Violets, buttercups, spring beauties, trilliums, Jack-in-the-Pulpit, Solomon’s seal, May-apple, lily-of-the-valley, bloodroot, blue-eyed grass, Dutchman’s breeches—these and a host of other lovely blossoms we instantly hail as gifts of spring. In a way they are, for they come to us in April and May—a few of the most daring in late March—and may therefore be called the gifts of spring as justly as Christmas presents or birthday presents are assigned to their particular anniversaries.

The enlarged photograph of lily-of-the-valley that appears on the cover of this issue of the Science News Letter is by Cornelia Clarke.

ALCOHOL HARMLESS TO LIVER BUT EXCESS INCREASES ITS FAT

The idea that alcoholic drinks have a harmful effect on the liver was somewhat “debunked” by Dr. J.L. Bollman of the Mayo Clinic.

With Dr. F.C. Mann, president this year of the American Physiological Society, Dr. Bollman reported studies at the society’s meeting showing that alcohol increases the fat content of the liver.

The amount of alcohol that produced this effect in the dogs they studied, however, would be equivalent to a ration of one quart of alcohol a day for a man, Dr. Bollman explained. Furthermore, a fatty liver is ordinarily not harmful, although a large fat content in the liver does make it harder for that organ to cope with what Dr. Bollman termed “further insult” in the shape of certain drugs, or surgical operations.

BRAIN WAVES NEW TOOL FOR WATCHING WORKINGS OF MIND

Tapping of electric potentials, or “brain waves,” directly from the brain now gives the psychologist a new tool for the study of what goes on in the mind of man, including the higher thought processes, it is suggested by Dr. Herbert H. Jasper, psychologist of the Emma Pendleton Bradley Home, East Providence, R.I., and Brown University.

If you look at a red light shining in a darkened room and then that light is put out, you will continue to see the light for a time as an “after-image.” In the past, psychologists have been able to study such after-images only through the description by the subject of what he saw. Now, the brain waves give a new and independent verification.

When nerve impulses go to the brain from the eye or the ear, they do not find a nice, quiet group of brain cells awaiting their coming to be set into activity, Dr. Jasper has found.

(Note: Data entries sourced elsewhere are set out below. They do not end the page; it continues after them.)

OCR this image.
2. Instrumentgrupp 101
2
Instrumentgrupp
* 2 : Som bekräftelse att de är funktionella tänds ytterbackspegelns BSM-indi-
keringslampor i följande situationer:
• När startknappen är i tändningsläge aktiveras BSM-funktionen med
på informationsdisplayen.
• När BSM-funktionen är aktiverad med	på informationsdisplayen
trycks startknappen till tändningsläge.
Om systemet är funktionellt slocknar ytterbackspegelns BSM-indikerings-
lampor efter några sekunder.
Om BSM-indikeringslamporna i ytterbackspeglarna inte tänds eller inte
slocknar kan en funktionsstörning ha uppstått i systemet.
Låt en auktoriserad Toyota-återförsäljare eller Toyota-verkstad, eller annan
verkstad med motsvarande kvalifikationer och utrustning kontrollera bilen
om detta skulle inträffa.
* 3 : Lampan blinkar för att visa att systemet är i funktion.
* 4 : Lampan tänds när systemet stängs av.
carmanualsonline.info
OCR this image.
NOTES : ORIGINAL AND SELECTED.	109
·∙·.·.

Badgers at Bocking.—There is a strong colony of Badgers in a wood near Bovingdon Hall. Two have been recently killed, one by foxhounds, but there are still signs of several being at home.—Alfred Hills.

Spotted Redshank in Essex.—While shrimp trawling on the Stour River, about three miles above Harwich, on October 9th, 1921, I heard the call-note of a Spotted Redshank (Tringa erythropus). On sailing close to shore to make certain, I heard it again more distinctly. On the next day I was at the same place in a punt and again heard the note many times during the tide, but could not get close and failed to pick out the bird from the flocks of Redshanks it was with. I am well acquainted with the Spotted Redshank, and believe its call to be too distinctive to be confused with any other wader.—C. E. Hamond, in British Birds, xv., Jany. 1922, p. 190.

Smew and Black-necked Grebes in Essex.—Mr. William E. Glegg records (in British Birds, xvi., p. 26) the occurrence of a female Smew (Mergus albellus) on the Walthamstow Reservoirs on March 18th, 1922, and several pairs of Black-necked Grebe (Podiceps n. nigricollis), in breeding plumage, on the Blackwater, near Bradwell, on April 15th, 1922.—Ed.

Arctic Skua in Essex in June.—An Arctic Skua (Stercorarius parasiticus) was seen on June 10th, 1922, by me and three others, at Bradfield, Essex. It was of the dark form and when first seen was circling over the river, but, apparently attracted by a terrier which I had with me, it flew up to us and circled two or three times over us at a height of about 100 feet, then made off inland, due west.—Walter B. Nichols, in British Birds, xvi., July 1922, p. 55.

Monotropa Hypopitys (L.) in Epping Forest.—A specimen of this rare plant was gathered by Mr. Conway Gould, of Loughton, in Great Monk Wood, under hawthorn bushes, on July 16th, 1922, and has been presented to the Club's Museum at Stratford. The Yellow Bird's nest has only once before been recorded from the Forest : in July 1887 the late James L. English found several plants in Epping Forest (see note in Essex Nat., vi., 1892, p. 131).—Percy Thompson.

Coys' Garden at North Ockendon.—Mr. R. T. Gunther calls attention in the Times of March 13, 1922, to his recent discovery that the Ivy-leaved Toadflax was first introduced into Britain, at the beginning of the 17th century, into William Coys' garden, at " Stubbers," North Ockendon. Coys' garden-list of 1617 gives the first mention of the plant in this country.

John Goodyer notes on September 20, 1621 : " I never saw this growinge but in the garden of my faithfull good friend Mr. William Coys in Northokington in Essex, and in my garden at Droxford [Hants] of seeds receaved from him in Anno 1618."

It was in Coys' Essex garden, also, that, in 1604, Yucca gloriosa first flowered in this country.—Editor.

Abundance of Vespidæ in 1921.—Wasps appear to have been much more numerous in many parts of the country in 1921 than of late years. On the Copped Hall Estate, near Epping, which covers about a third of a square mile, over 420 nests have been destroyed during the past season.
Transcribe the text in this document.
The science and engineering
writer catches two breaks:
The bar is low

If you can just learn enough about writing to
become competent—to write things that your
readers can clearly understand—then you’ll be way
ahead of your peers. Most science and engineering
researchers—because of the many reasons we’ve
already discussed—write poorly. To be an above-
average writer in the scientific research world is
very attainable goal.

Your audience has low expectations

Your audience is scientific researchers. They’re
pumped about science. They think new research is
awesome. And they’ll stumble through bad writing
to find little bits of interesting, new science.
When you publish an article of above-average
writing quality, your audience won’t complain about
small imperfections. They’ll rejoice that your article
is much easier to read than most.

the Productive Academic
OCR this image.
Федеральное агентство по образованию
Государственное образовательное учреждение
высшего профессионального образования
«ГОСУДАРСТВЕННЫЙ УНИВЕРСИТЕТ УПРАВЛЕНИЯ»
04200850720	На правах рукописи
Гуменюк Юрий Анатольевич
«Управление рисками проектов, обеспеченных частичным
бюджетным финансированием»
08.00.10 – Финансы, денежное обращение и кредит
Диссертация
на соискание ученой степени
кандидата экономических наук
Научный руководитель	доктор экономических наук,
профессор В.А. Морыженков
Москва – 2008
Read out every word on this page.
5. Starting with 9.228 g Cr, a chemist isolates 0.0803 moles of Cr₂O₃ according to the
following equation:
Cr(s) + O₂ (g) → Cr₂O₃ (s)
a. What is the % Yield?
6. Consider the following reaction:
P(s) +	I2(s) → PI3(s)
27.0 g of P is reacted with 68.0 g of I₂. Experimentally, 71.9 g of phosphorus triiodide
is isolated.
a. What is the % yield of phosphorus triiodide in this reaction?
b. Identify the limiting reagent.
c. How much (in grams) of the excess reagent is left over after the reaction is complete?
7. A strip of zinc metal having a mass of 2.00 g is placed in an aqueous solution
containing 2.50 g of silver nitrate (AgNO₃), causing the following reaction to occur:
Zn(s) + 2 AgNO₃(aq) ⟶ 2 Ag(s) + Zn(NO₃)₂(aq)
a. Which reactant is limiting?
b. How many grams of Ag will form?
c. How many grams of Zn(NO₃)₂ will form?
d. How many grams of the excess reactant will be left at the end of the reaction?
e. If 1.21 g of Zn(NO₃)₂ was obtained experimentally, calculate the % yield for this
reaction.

“These cortical cells seem to have a vigorous activity of their own, but evidently not enough to discourage always the sensory impulses, for they may jump right in and either abolish completely the cortical rhythm or distort it beyond recognition by causing it to behave in a very different manner,” he said.

By watching the record of the brain waves, the psychologist can tell when the subject is seeing the light and how long the after-image persists. When a flickering light is used, he can tell exactly how fast the light may flash and not appear to the observer as a continuous beam.

The process of learning may be “watched” in the brain. For example, a faint sound does not ordinarily produce the upsetting effect on the brain waves that is produced by a bright light. But when the faint sound and the bright light are associated together, the faint sound may come to have a similar blocking effect on the brain waves. The psychologist watching the brain wave patterns can tell exactly when this learning, or “conditioning,” takes place.